Wednesday, December 11, 2013

The Bridge

Few people groups beyond my own heritage have stolen my heart as completely as the people of Israel.
As a wide-eyed tourist of 25 I soaked in the dry, dusty terrain, the ancient remains of cities alongside modern metropoli, and pondered the seemingly impenetrable barrier between the Jew and everyone else in the world.

As incongruous as it may seem, another bloodline has crept in to my heart. Its presence demands my attention, dominates my thoughts and makes an equal claim on my affections, and I simply cannot help myself. 

I tell the Jews to move over and make some room. The Germans have arrived.

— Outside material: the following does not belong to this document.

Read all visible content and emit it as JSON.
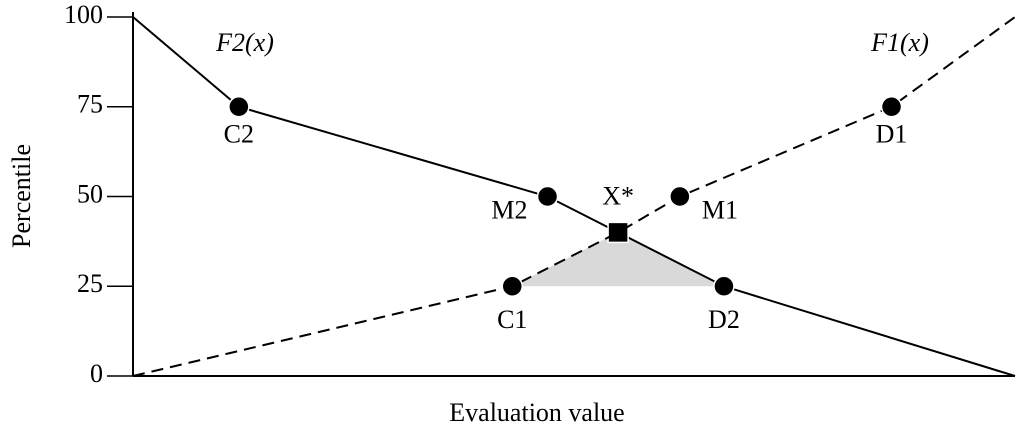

The dinner party going on in my head is as unlikely as any you may imagine. With a sadness too deep for tears I serve them both; a silent observer of their mistreatment at the hands of evil. Like someone who arrived too late, after a fight between two friends, I awkwardly attempt to bandage both. 

The German woman who lost her son in the trenches is victim as well as the Jewish man who lost his sister in the gas chamber. 

Evil is a devil of an actress. Her costumes, props and entrances are dead on. When first she clutches at us, she comes masked as good. Pride in one's fatherland, keeping up with one's neighbors, following our leaders. Until Act III, we may not even know who the villain is, that it is us. 

There is trouble beneath my benign smile. But- I would sweep it away. For what I admire in both is that mixture of confidence and shrewdness I lack myself.
I will never be Jewish. I will never be German. But I stand for as long as my life lasts a living bridge between the two. It is, after all, humanity that plants enmity and, God helping us, humanity that uproots it.